SALVADOR, BA (FOLHAPRESS) – Dourados pelo sol onipresente da Bahia, corpos esculpidos no trabalho da pesca ou castigados por dias, noites e madrugadas na labuta em mar aberto transitam entre uma paróquia e uma casinha simples, mas arrebatadora, dedicada à Iemanjá. Devotos da entidade, considerada, segundo religiões de matriz africana, a protetora de pescadores e marinheiros, entram ali para fazer um pedido ou agradecer uma graça.

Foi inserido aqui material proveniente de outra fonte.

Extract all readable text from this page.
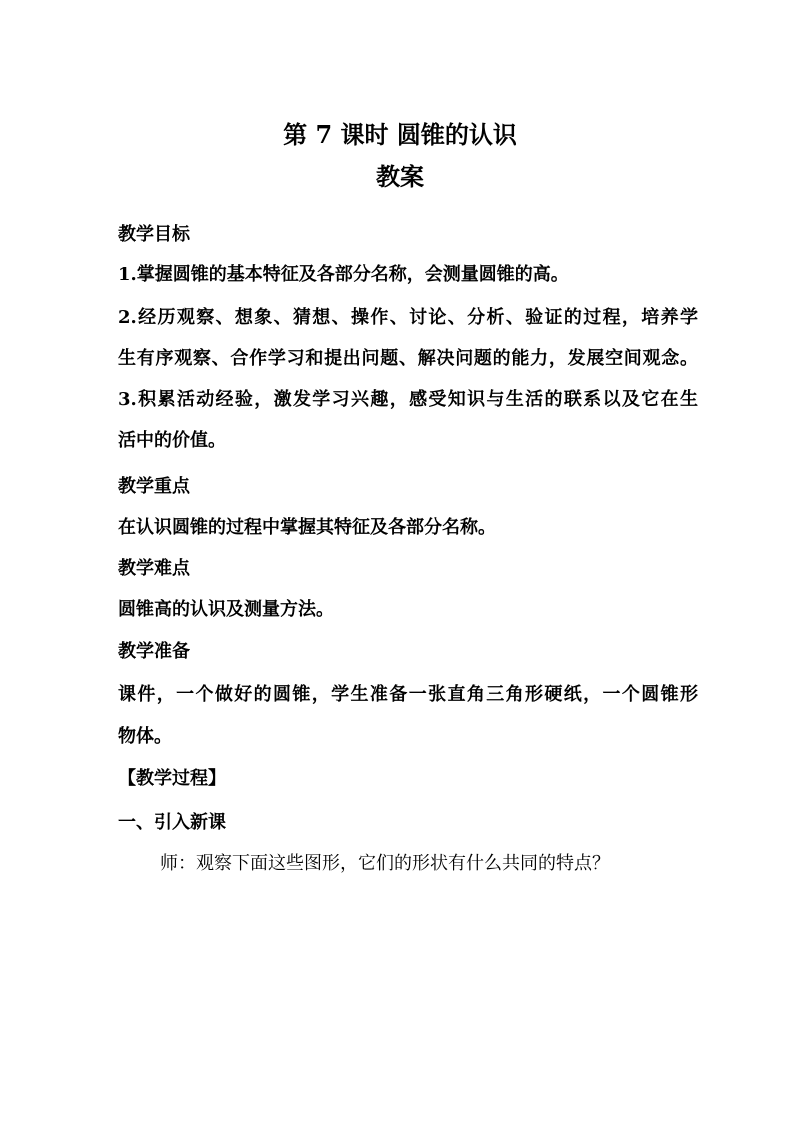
第 7 课时 圆锥的认识
教案
教学目标
1.掌握圆锥的基本特征及各部分名称，会测量圆锥的高。
2.经历观察、想象、猜想、操作、讨论、分析、验证的过程，培养学
生有序观察、合作学习和提出问题、解决问题的能力，发展空间观念。
3.积累活动经验，激发学习兴趣，感受知识与生活的联系以及它在生
活中的价值。
教学重点
在认识圆锥的过程中掌握其特征及各部分名称。
教学难点
圆锥高的认识及测量方法。
教学准备
课件，一个做好的圆锥，学生准备一张直角三角形硬纸，一个圆锥形
物体。
【教学过程】
一、引入新课
师：观察下面这些图形，它们的形状有什么共同的特点？
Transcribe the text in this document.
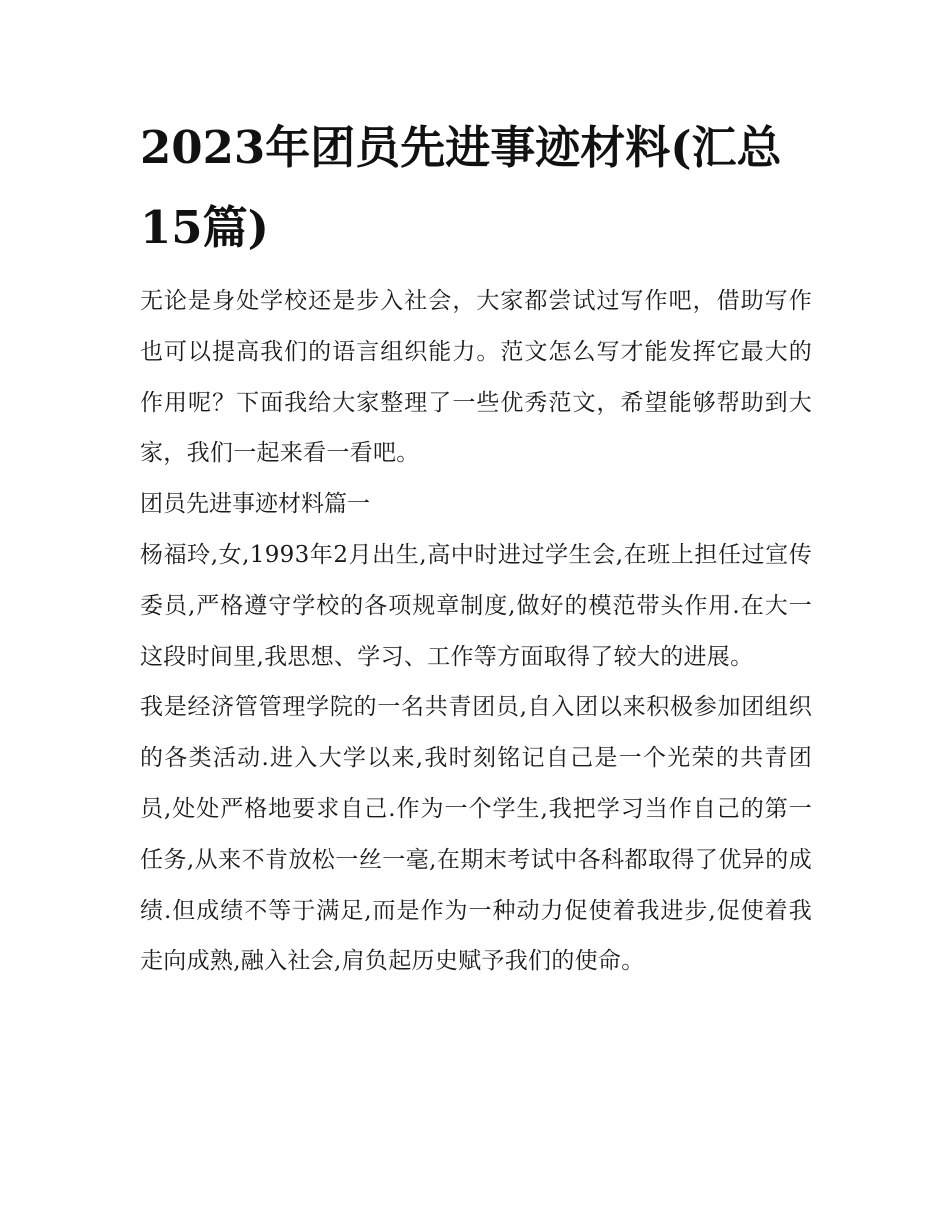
2023年团员先进事迹材料(汇总15篇)

无论是身处学校还是步入社会，大家都尝试过写作吧，借助写作也可以提高我们的语言组织能力。范文怎么写才能发挥它最大的作用呢？下面我给大家整理了一些优秀范文，希望能够帮助到大家，我们一起来看一看吧。

团员先进事迹材料篇一

杨福玲,女,1993年2月出生,高中时进过学生会,在班上担任过宣传委员,严格遵守学校的各项规章制度,做好的模范带头作用.在大一这段时间里,我思想、学习、工作等方面取得了较大的进展。

我是经济管管理学院的一名共青团员,自入团以来积极参加团组织的各类活动.进入大学以来,我时刻铭记自己是一个光荣的共青团员,处处严格地要求自己.作为一个学生,我把学习当作自己的第一任务,从来不肯放松一丝一毫,在期末考试中各科都取得了优异的成绩.但成绩不等于满足,而是作为一种动力促使着我进步,促使着我走向成熟,融入社会,肩负起历史赋予我们的使命。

Estamos na Casa de Iemanjá, na praia do Rio Vermelho, bairro boêmio de Salvador, uma das cidades mais festivas do Brasil. No dia 2 de fevereiro, a pequena orla, com aproximadamente 400 metros de extensão, deve ser totalmente tomada por uma multidão de soteropolitanos e forasteiros. Católicos, cristãos, umbandistas, candomblecistas, kardecistas, gente sem crença e ateus se conectam numa manifestação tanto religiosa quanto profana.

“Até o presente sair e ir para o mar, podemos dizer que é uma festa religiosa”, diz Nilo Silva Garrido, de 59 anos, 43 deles dedicados à pesca, referindo-se a entrega de presentes ao orixá. “Depois que a oferenda é lançada ao mar, a festa vira profana e, aí, muda a energia.” Presidente da Colônia de Pescadores Z-1, principal detentora da Festa de Iemanjá, ele também é um importante barqueiro do evento.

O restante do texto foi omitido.